Have We Crossed a Dangerous Warming Threshold? Here’s What to Know.
Our planet’s hottest January on record also helped global warming pass a different, unwelcome milestone, according to data released on Thursday by the European Union climate monitor: Over the past 12 months, the average temperature worldwide was more than 1.5 degrees Celsius, or 2.7 degrees Fahrenheit, higher than it was at the dawn of the industrial age.
That number carries special significance in the international effort to stop dangerous climate change. Under the 2015 Paris Agreement, nations agreed to try to limit global warming to 1.5 degrees Celsius compared with preindustrial times, or at least to keep it comfortably below 2 degrees Celsius.
The latest temperature data doesn’t mean we’ve already passed that lower limit. Still, it is a potent symbolic reminder that, barring huge changes to the climate or the world economy, we are headed that way in the coming years.
Here’s what to know.
What are the 1.5 and 2 degree targets?
It might be helpful to start with what they aren’t, which is thresholds encoded somewhere in the laws of nature.
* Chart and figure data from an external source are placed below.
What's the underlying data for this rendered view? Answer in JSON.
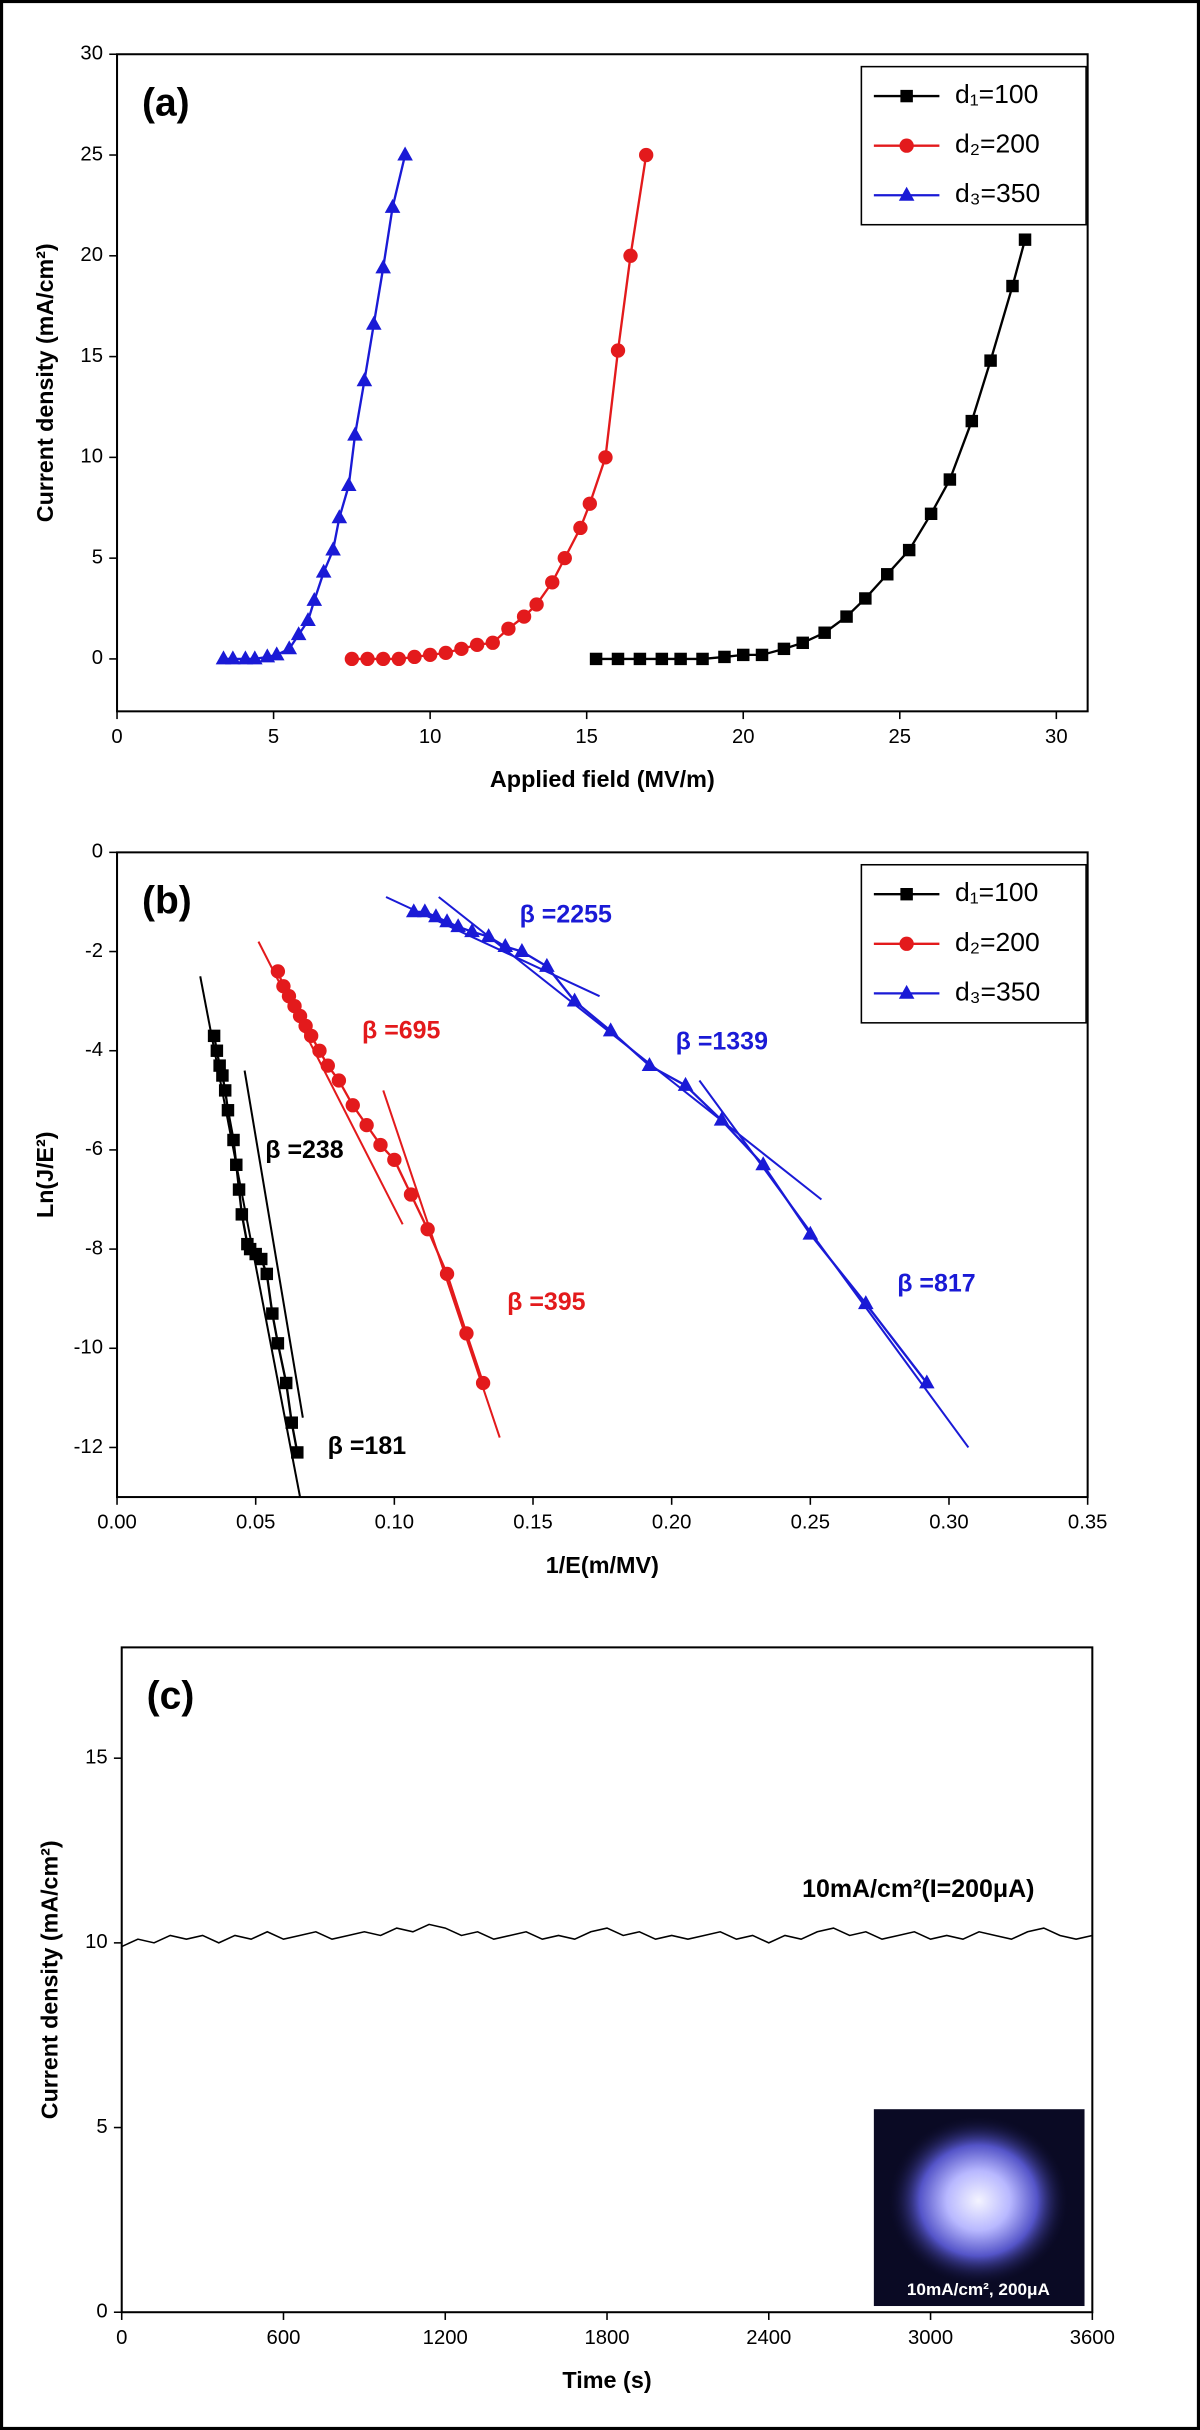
{
  "chart_data": [
    {
      "type": "line",
      "panel_label": "(a)",
      "x_label": "Applied field (MV/m)",
      "y_label": "Current density (mA/cm²)",
      "xlim": [
        0,
        31
      ],
      "ylim": [
        -2.6,
        30
      ],
      "xticks": [
        0,
        5,
        10,
        15,
        20,
        25,
        30
      ],
      "yticks": [
        0,
        5,
        10,
        15,
        20,
        25,
        30
      ],
      "legend": "upper right",
      "series": [
        {
          "name": "d₁=100",
          "color": "#000000",
          "marker": "square",
          "x": [
            15.3,
            16.0,
            16.7,
            17.4,
            18.0,
            18.7,
            19.4,
            20.0,
            20.6,
            21.3,
            21.9,
            22.6,
            23.3,
            23.9,
            24.6,
            25.3,
            26.0,
            26.6,
            27.3,
            27.9,
            28.6,
            29.0
          ],
          "values": [
            0,
            0,
            0,
            0,
            0,
            0,
            0.1,
            0.2,
            0.2,
            0.5,
            0.8,
            1.3,
            2.1,
            3,
            4.2,
            5.4,
            7.2,
            8.9,
            11.8,
            14.8,
            18.5,
            20.8
          ]
        },
        {
          "name": "d₂=200",
          "color": "#e31a1c",
          "marker": "circle",
          "x": [
            7.5,
            8.0,
            8.5,
            9.0,
            9.5,
            10.0,
            10.5,
            11.0,
            11.5,
            12.0,
            12.5,
            13.0,
            13.4,
            13.9,
            14.3,
            14.8,
            15.1,
            15.6,
            16.0,
            16.4,
            16.9
          ],
          "values": [
            0,
            0,
            0,
            0,
            0.1,
            0.2,
            0.3,
            0.5,
            0.7,
            0.8,
            1.5,
            2.1,
            2.7,
            3.8,
            5,
            6.5,
            7.7,
            10,
            15.3,
            20,
            25
          ]
        },
        {
          "name": "d₃=350",
          "color": "#1a1ad6",
          "marker": "triangle",
          "x": [
            3.4,
            3.7,
            4.1,
            4.4,
            4.8,
            5.1,
            5.5,
            5.8,
            6.1,
            6.3,
            6.6,
            6.9,
            7.1,
            7.4,
            7.6,
            7.9,
            8.2,
            8.5,
            8.8,
            9.2
          ],
          "values": [
            0,
            0,
            0,
            0,
            0.1,
            0.2,
            0.5,
            1.2,
            1.9,
            2.9,
            4.3,
            5.4,
            7,
            8.6,
            11.1,
            13.8,
            16.6,
            19.4,
            22.4,
            25
          ]
        }
      ]
    },
    {
      "type": "line",
      "panel_label": "(b)",
      "x_label": "1/E(m/MV)",
      "y_label": "Ln(J/E²)",
      "xlim": [
        0,
        0.35
      ],
      "ylim": [
        -13,
        0
      ],
      "xticks": [
        {
          "value": 0,
          "label": "0.00"
        },
        {
          "value": 0.05,
          "label": "0.05"
        },
        {
          "value": 0.1,
          "label": "0.10"
        },
        {
          "value": 0.15,
          "label": "0.15"
        },
        {
          "value": 0.2,
          "label": "0.20"
        },
        {
          "value": 0.25,
          "label": "0.25"
        },
        {
          "value": 0.3,
          "label": "0.30"
        },
        {
          "value": 0.35,
          "label": "0.35"
        }
      ],
      "yticks": [
        0,
        -2,
        -4,
        -6,
        -8,
        -10,
        -12
      ],
      "legend": "upper right",
      "series": [
        {
          "name": "d₁=100",
          "color": "#000000",
          "marker": "square",
          "x": [
            0.035,
            0.036,
            0.037,
            0.038,
            0.039,
            0.04,
            0.042,
            0.043,
            0.044,
            0.045,
            0.047,
            0.048,
            0.05,
            0.052,
            0.054,
            0.056,
            0.058,
            0.061,
            0.063,
            0.065
          ],
          "values": [
            -3.7,
            -4.0,
            -4.3,
            -4.5,
            -4.8,
            -5.2,
            -5.8,
            -6.3,
            -6.8,
            -7.3,
            -7.9,
            -8.0,
            -8.1,
            -8.2,
            -8.5,
            -9.3,
            -9.9,
            -10.7,
            -11.5,
            -12.1
          ]
        },
        {
          "name": "d₂=200",
          "color": "#e31a1c",
          "marker": "circle",
          "x": [
            0.058,
            0.06,
            0.062,
            0.064,
            0.066,
            0.068,
            0.07,
            0.073,
            0.076,
            0.08,
            0.085,
            0.09,
            0.095,
            0.1,
            0.106,
            0.112,
            0.119,
            0.126,
            0.132
          ],
          "values": [
            -2.4,
            -2.7,
            -2.9,
            -3.1,
            -3.3,
            -3.5,
            -3.7,
            -4.0,
            -4.3,
            -4.6,
            -5.1,
            -5.5,
            -5.9,
            -6.2,
            -6.9,
            -7.6,
            -8.5,
            -9.7,
            -10.7
          ]
        },
        {
          "name": "d₃=350",
          "color": "#1a1ad6",
          "marker": "triangle",
          "x": [
            0.107,
            0.111,
            0.115,
            0.119,
            0.123,
            0.128,
            0.134,
            0.14,
            0.146,
            0.155,
            0.165,
            0.178,
            0.192,
            0.205,
            0.218,
            0.233,
            0.25,
            0.27,
            0.292
          ],
          "values": [
            -1.2,
            -1.2,
            -1.3,
            -1.4,
            -1.5,
            -1.6,
            -1.7,
            -1.9,
            -2.0,
            -2.3,
            -3.0,
            -3.6,
            -4.3,
            -4.7,
            -5.4,
            -6.3,
            -7.7,
            -9.1,
            -10.7
          ]
        }
      ],
      "fits": [
        {
          "color": "#000000",
          "x": [
            0.03,
            0.066
          ],
          "y": [
            -2.5,
            -13
          ]
        },
        {
          "color": "#000000",
          "x": [
            0.046,
            0.067
          ],
          "y": [
            -4.4,
            -11.4
          ]
        },
        {
          "color": "#e31a1c",
          "x": [
            0.051,
            0.103
          ],
          "y": [
            -1.8,
            -7.5
          ]
        },
        {
          "color": "#e31a1c",
          "x": [
            0.096,
            0.138
          ],
          "y": [
            -4.8,
            -11.8
          ]
        },
        {
          "color": "#1a1ad6",
          "x": [
            0.097,
            0.174
          ],
          "y": [
            -0.9,
            -2.9
          ]
        },
        {
          "color": "#1a1ad6",
          "x": [
            0.116,
            0.254
          ],
          "y": [
            -0.9,
            -7.0
          ]
        },
        {
          "color": "#1a1ad6",
          "x": [
            0.21,
            0.307
          ],
          "y": [
            -4.6,
            -12.0
          ]
        }
      ],
      "annotations": [
        {
          "text": "β =2255",
          "color": "#1a1ad6"
        },
        {
          "text": "β =1339",
          "color": "#1a1ad6"
        },
        {
          "text": "β =817",
          "color": "#1a1ad6"
        },
        {
          "text": "β =695",
          "color": "#e31a1c"
        },
        {
          "text": "β =395",
          "color": "#e31a1c"
        },
        {
          "text": "β =238",
          "color": "#000000"
        },
        {
          "text": "β =181",
          "color": "#000000"
        }
      ]
    },
    {
      "type": "line",
      "panel_label": "(c)",
      "x_label": "Time (s)",
      "y_label": "Current density (mA/cm²)",
      "xlim": [
        0,
        3600
      ],
      "ylim": [
        0,
        18
      ],
      "xticks": [
        0,
        600,
        1200,
        1800,
        2400,
        3000,
        3600
      ],
      "yticks": [
        0,
        5,
        10,
        15
      ],
      "series": [
        {
          "color": "#000000",
          "marker": "none",
          "x": [
            0,
            60,
            120,
            180,
            240,
            300,
            360,
            420,
            480,
            540,
            600,
            660,
            720,
            780,
            840,
            900,
            960,
            1020,
            1080,
            1140,
            1200,
            1260,
            1320,
            1380,
            1440,
            1500,
            1560,
            1620,
            1680,
            1740,
            1800,
            1860,
            1920,
            1980,
            2040,
            2100,
            2160,
            2220,
            2280,
            2340,
            2400,
            2460,
            2520,
            2580,
            2640,
            2700,
            2760,
            2820,
            2880,
            2940,
            3000,
            3060,
            3120,
            3180,
            3240,
            3300,
            3360,
            3420,
            3480,
            3540,
            3600
          ],
          "values": [
            9.9,
            10.1,
            10.0,
            10.2,
            10.1,
            10.2,
            10.0,
            10.2,
            10.1,
            10.3,
            10.1,
            10.2,
            10.3,
            10.1,
            10.2,
            10.3,
            10.2,
            10.4,
            10.3,
            10.5,
            10.4,
            10.2,
            10.3,
            10.1,
            10.2,
            10.3,
            10.1,
            10.2,
            10.1,
            10.3,
            10.4,
            10.2,
            10.3,
            10.1,
            10.2,
            10.1,
            10.2,
            10.3,
            10.1,
            10.2,
            10.0,
            10.2,
            10.1,
            10.3,
            10.4,
            10.2,
            10.3,
            10.1,
            10.2,
            10.3,
            10.1,
            10.2,
            10.1,
            10.3,
            10.2,
            10.1,
            10.3,
            10.4,
            10.2,
            10.1,
            10.2
          ]
        }
      ],
      "annotation": "10mA/cm²(I=200μA)",
      "inset_label": "10mA/cm², 200μA"
    }
  ]
}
Instead, they represent warming levels that would bring consequences that are unacceptably difficult for societies to manage, as decided and agreed upon by the nearly 200 nations that signed the Paris accord.
Deadlier hot spells. Higher sea levels. Greater loss of biodiversity. Longer droughts and fiercer storms. Scientists agree that these and other effects of a hotter Earth would increase significantly if warming continued very much beyond recent levels. The temperature targets therefore represent guardrails for humanity to avoid for the sake of our communities, ecosystems and landscapes.
In fact, though, many of these physical consequences of warming are already intensifying as we continue adding heat-trapping gases to the atmosphere by burning fossil fuels. That’s why scientists and diplomats often stress that, even if we someday heat the planet past 1.5 degrees of warming, it will still be worth trying to restrain temperatures from rising beyond 1.6, or 1.7, or 1.8.